Wieże uznałem za zobaczone i pomaszerowałem do chińskiej dzielnicy, bo w zasadzie nic dziś nie jadłem treściwego. Chińska dzielnica zaczynała się niedaleko naszego hostelu. Była fantastyczna. Piękna, kolorowa… Byłem tak głodny, że miałem ochotę wpaść do pierwszej lepszej knajpy i zamówić pierwszą lepszą zupę. Dobrze, że jednak tego nie zrobiłem, bo udało mi się znaleźć coś naprawdę fantastycznego. Wnikając trochę głębię w dzielnicę i krążąc bocznymi alejkami trafiłem na coś, w czym się zakochałem. Gość miał wózek, a na tym wózku miał przygotowane szaszłyki. Najróżniejsze mięsa, warzywa, owoce morza i dużo innych smakołyków. Magia tego miejsca polega na tym, że wybieramy, co chcemy, potem gość nam to grilluje. Jak płacimy? Pieniędzmi hehe. A tak na poważnie. Fajne jest to, że każdy patyczek na końcówkę w innym kolorze.
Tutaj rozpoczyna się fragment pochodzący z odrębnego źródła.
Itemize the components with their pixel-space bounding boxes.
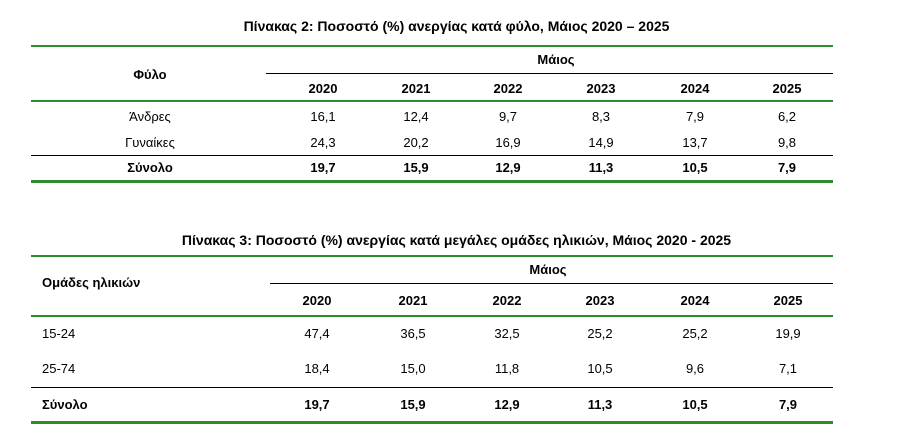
table3-total-cell: 12,9 (494, 397, 520, 412)
table3-header-rule (31, 315, 833, 317)
table3-row-label: 15-24 (42, 326, 76, 341)
table2-year-header: 2022 (493, 81, 523, 96)
table2-total-cell: 19,7 (310, 160, 336, 175)
table2-year-header: 2020 (308, 81, 338, 96)
table3-year-header: 2025 (773, 293, 803, 308)
table2-total-label: Σύνολο (127, 160, 173, 175)
table2-cell: 6,2 (777, 109, 797, 124)
table3-year-header: 2023 (585, 293, 615, 308)
table3-cell: 11,8 (494, 361, 520, 376)
table2-row-header: Φύλο (133, 67, 167, 82)
table2-cell: 16,1 (310, 109, 336, 124)
table2-cell: 14,9 (588, 135, 614, 150)
table2-total-cell: 12,9 (495, 160, 521, 175)
table2-cell: 7,9 (685, 109, 705, 124)
table3-total-rule (31, 387, 833, 388)
table2-total-rule (31, 155, 833, 156)
table2-year-header: 2023 (586, 81, 616, 96)
table2-cell: 12,4 (403, 109, 429, 124)
table3-top-rule (31, 255, 833, 257)
table2-year-header: 2021 (401, 81, 431, 96)
table2-year-header: 2025 (772, 81, 802, 96)
table3-cell: 36,5 (400, 326, 426, 341)
table3-year-header: 2021 (398, 293, 428, 308)
table3-cell: 7,1 (778, 361, 798, 376)
table2-cell: 8,3 (591, 109, 611, 124)
table2-cell: 16,9 (495, 135, 521, 150)
table3-cell: 9,6 (685, 361, 705, 376)
table3-total-cell: 10,5 (682, 397, 708, 412)
table3-year-header: 2020 (302, 293, 332, 308)
table3-cell: 10,5 (587, 361, 613, 376)
table3-total-cell: 15,9 (400, 397, 426, 412)
table3-year-header: 2024 (680, 293, 710, 308)
table2-total-cell: 7,9 (777, 160, 797, 175)
table2-cell: 9,8 (777, 135, 797, 150)
table3-total-cell: 11,3 (587, 397, 613, 412)
table3-group-rule (270, 283, 833, 284)
table3-year-header: 2022 (492, 293, 522, 308)
table3-group-header: Μάιος (529, 262, 567, 277)
table2-group-header: Μάιος (537, 52, 575, 67)
table2-total-cell: 11,3 (588, 160, 614, 175)
table2-group-rule (266, 73, 833, 74)
table2-cell: 9,7 (498, 109, 518, 124)
table3-row-label: 25-74 (42, 361, 76, 376)
table3-cell: 32,5 (494, 326, 520, 341)
table2-title: Πίνακας 2: Ποσοστό (%) ανεργίας κατά φύλ… (243, 18, 670, 34)
table3-cell: 18,4 (304, 361, 330, 376)
table3-total-cell: 7,9 (778, 397, 798, 412)
table3-row-header: Ομάδες ηλικιών (42, 275, 141, 290)
table3-cell: 25,2 (587, 326, 613, 341)
table3-cell: 19,9 (775, 326, 801, 341)
table3-bottom-rule (31, 421, 833, 424)
table3-cell: 25,2 (682, 326, 708, 341)
table2-row-label: Άνδρες (129, 109, 171, 124)
table2-bottom-rule (31, 180, 833, 183)
table2-top-rule (31, 45, 833, 47)
table3-cell: 47,4 (304, 326, 330, 341)
table3-cell: 15,0 (400, 361, 426, 376)
table2-row-label: Γυναίκες (125, 135, 175, 150)
table2-total-cell: 15,9 (403, 160, 429, 175)
table2-total-cell: 10,5 (682, 160, 708, 175)
table3-total-cell: 19,7 (304, 397, 330, 412)
table2-header-rule (31, 100, 833, 102)
table2-cell: 24,3 (310, 135, 336, 150)
table2-cell: 13,7 (682, 135, 708, 150)
table2-cell: 20,2 (403, 135, 429, 150)
table3-total-label: Σύνολο (42, 397, 88, 412)
table3-title: Πίνακας 3: Ποσοστό (%) ανεργίας κατά μεγ… (181, 232, 732, 248)
table2-year-header: 2024 (680, 81, 710, 96)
Po prostu sprawdźmy na tablicy ile kosztuje, jaki kolor i dokładnie tyle płacimy. Ale to po jedzeniu! Ja sobie wziąłem kuleczki tym razem z krewetkami, tofu z czymś, tofu z jeszcze czymś innym i brokuły. Za wszystko zapłaciłem 8,5 ringgitów. I najlepsze: jedzenie nie jest zrobione na ostro, także dla każdego się nadaje. Na stołach natomiast mamy sosy: sojowy, ostry (naprawdę ostry) i orzechowy. W tym orzechowym to się zakochałem, ten sos i pikantna salsa z papryki to było połączenie jak marzenie. Te stoiska z grillem zapamiętam na zawsze. Fantastyczne jedzenie za bardzo małe pieniądze. 

Chińska dzielnica 

To było przepyszne!

Najedzony mogłem racjonalnie myśleć. Potrzeba mi było kupić przejściówkę, bo w Malezji są „angielskie” gniazdka. Wytargowałem za 10 ringgitów. Chyba nieźle. Super by było jakby jeszcze działała, a miała z tym problemy. Ładowała telefon tylko wtedy, gdy, pod odpowiednim kątem wpiąłem ładowarkę. Późno wróciłem do hostelu i poszedłem spać.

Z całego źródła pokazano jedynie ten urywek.